Omstead may have been genuine and a real charmer, but he was undoubtedly under the spell of five young humans.
“His children were the center of his universe," Wachtel explained.
And that universe, just lost its brightest star.
“He wore a seatbelt, he didn’t smoke, he got his COVID vaccine,” said Wachtel. “He did everything he needed to do to keep himself safe and then something like this happens that so hard to predict.”
It was July 19, another normal rainy day in Atlanta. Except this day, turned abnormal when Omstead returned from work to do what many would have done: get to work on his home and try to stop a leak near his garage.
“Instantaneously, the entire thing just collapsed on top of him,” Wachtel said quietly.
A retaining wall fell onto Omstead unexpectedly, as he wasn’t working on the wall that collapsed, but simply standing near it.
“The garage door was closed and there was a van parked right here (in front of garage), so he couldn’t run this way (towards garage), he couldn’t run this way (away from garage) because the rest of the wall was collapsing over here, so he had nowhere to go.”

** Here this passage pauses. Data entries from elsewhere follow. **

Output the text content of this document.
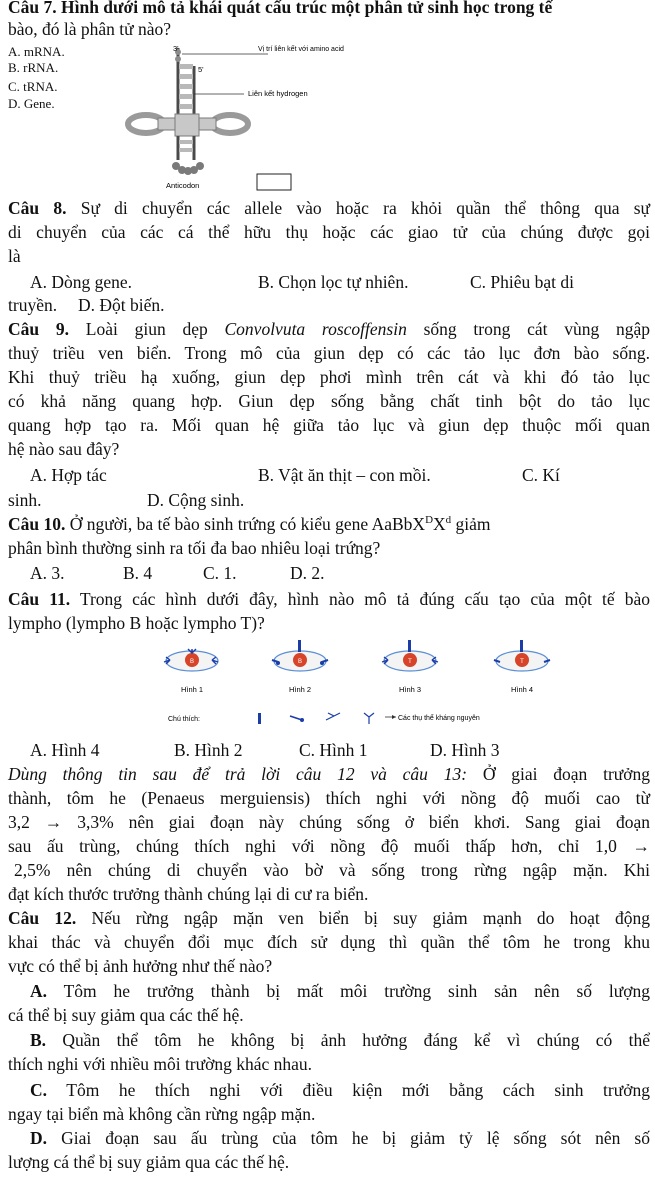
Câu 7. Hình dưới mô tả khái quát cấu trúc một phân tử sinh học trong tế
bào, đó là phân tử nào?
A. mRNA.
B. rRNA.
C. tRNA.
D. Gene.
3'
5'
Vị trí liên kết với amino acid
Liên kết hydrogen
Anticodon
Câu 8. Sự di chuyển các allele vào hoặc ra khỏi quần thể thông qua sự
di chuyển của các cá thể hữu thụ hoặc các giao tử của chúng được gọi
là
A. Dòng gene.	B. Chọn lọc tự nhiên.	C. Phiêu bạt di
truyền. D. Đột biến.
Câu 9. Loài giun dẹp Convolvuta roscoffensin sống trong cát vùng ngập
thuỷ triều ven biển. Trong mô của giun dẹp có các tảo lục đơn bào sống.
Khi thuỷ triều hạ xuống, giun dẹp phơi mình trên cát và khi đó tảo lục
có khả năng quang hợp. Giun dẹp sống bằng chất tinh bột do tảo lục
quang hợp tạo ra. Mối quan hệ giữa tảo lục và giun dẹp thuộc mối quan
hệ nào sau đây?
A. Hợp tác	B. Vật ăn thịt – con mồi.	C. Kí
sinh.	D. Cộng sinh.
Câu 10. Ở người, ba tế bào sinh trứng có kiểu gene $AaBbX^DX^d$ giảm
phân bình thường sinh ra tối đa bao nhiêu loại trứng?
A. 3.	B. 4	C. 1.	D. 2.
Câu 11. Trong các hình dưới đây, hình nào mô tả đúng cấu tạo của một tế bào
lympho (lympho B hoặc lympho T)?
B
Hình 1
B
Hình 2
T
Hình 3
T
Hình 4
Chú thích:	Các thụ thể kháng nguyên
A. Hình 4	B. Hình 2	C. Hình 1	D. Hình 3
Dùng thông tin sau để trả lời câu 12 và câu 13: Ở giai đoạn trưởng
thành, tôm he (Penaeus merguiensis) thích nghi với nồng độ muối cao từ
3,2 → 3,3% nên giai đoạn này chúng sống ở biển khơi. Sang giai đoạn
sau ấu trùng, chúng thích nghi với nồng độ muối thấp hơn, chỉ 1,0 →
2,5% nên chúng di chuyển vào bờ và sống trong rừng ngập mặn. Khi
đạt kích thước trưởng thành chúng lại di cư ra biển.
Câu 12. Nếu rừng ngập mặn ven biển bị suy giảm mạnh do hoạt động
khai thác và chuyển đổi mục đích sử dụng thì quần thể tôm he trong khu
vực có thể bị ảnh hưởng như thế nào?
A. Tôm he trưởng thành bị mất môi trường sinh sản nên số lượng
cá thể bị suy giảm qua các thế hệ.
B. Quần thể tôm he không bị ảnh hưởng đáng kể vì chúng có thể
thích nghi với nhiều môi trường khác nhau.
C. Tôm he thích nghi với điều kiện mới bằng cách sinh trưởng
ngay tại biển mà không cần rừng ngập mặn.
D. Giai đoạn sau ấu trùng của tôm he bị giảm tỷ lệ sống sót nên số
lượng cá thể bị suy giảm qua các thế hệ.
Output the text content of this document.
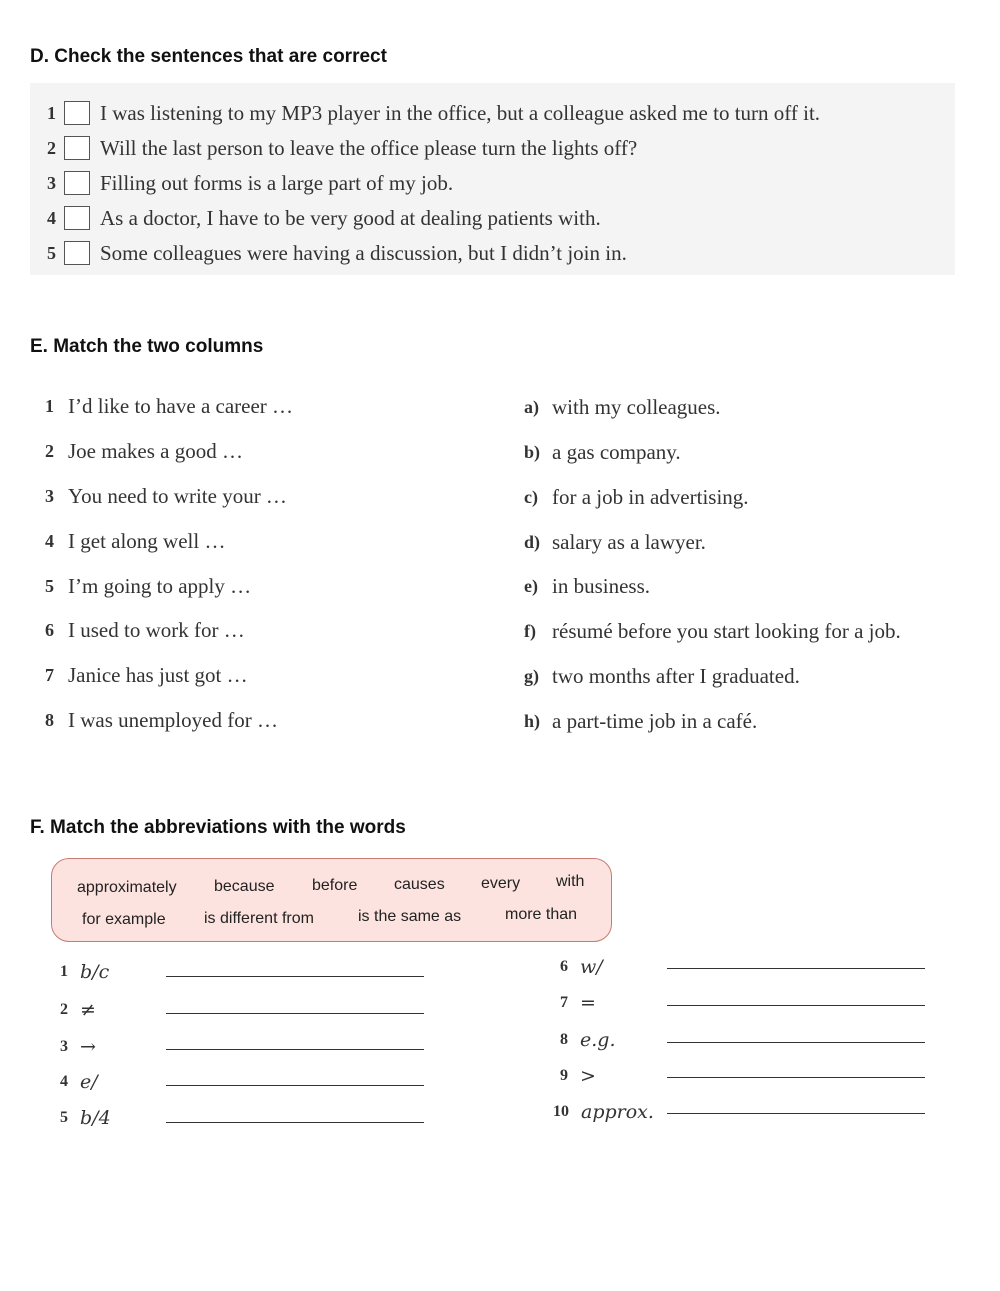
D. Check the sentences that are correct
1 I was listening to my MP3 player in the office, but a colleague asked me to turn off it.
2 Will the last person to leave the office please turn the lights off?
3 Filling out forms is a large part of my job.
4 As a doctor, I have to be very good at dealing patients with.
5 Some colleagues were having a discussion, but I didn’t join in.
E. Match the two columns
1 I’d like to have a career …
2 Joe makes a good …
3 You need to write your …
4 I get along well …
5 I’m going to apply …
6 I used to work for …
7 Janice has just got …
8 I was unemployed for …
a) with my colleagues.
b) a gas company.
c) for a job in advertising.
d) salary as a lawyer.
e) in business.
f) résumé before you start looking for a job.
g) two months after I graduated.
h) a part-time job in a café.
F. Match the abbreviations with the words
approximately because before causes every with
for example is different from	is the same as	more than
1 b/c
2 ≠
3 →
4 e/
5 b/4
6 w/
7 =
8 e.g.
9 >
10 approx.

Que, Omstead’s wife, shared that a neighbor tried frantically to help her remove heavy cinder blocks off of him. Firefighters used whatever they could find nearby to get him free, including a car jack near the garage.
The car jack is still there, trapped under concrete, two weeks later.
“It’s difficult to see this right now,” Wachtel said, staring at the mess of dirt and cement. “Especially the car jack right there because it just reminds me of the action of someone having to extract my brother in law from this.”
Omstead died of his injuries. He was 38 and left behind his wife, four step-children that he loved like his own, and his two-year-old son, who all lovingly called him Papi.
“It saddens me to think that he’s so young that he probably won’t even remember his dad beyond pictures and videos,” said Wachtel.
Wachtel reflected, “Had he gone out there five minutes earlier or five minutes later, our world would be entirely different place right now.”
His memory will always be the center of his family’s universe. The family hopes anyone else with a retaining wall is careful after days of rain. Omstead's sister started a fundraiser for his widow and five children.
Wachtel said the family is focused on Que and the children and are keeping their arms firmly wrapped around them, as Albert had done before his passing.
“He was their rock,” said Wachtel. “He supported their needs and put their needs first, whether it be emotionally, financially, everything.”
His wife said she wouldn’t have made it the past two weeks had it not been for the support of her family, her neighbors, and her children.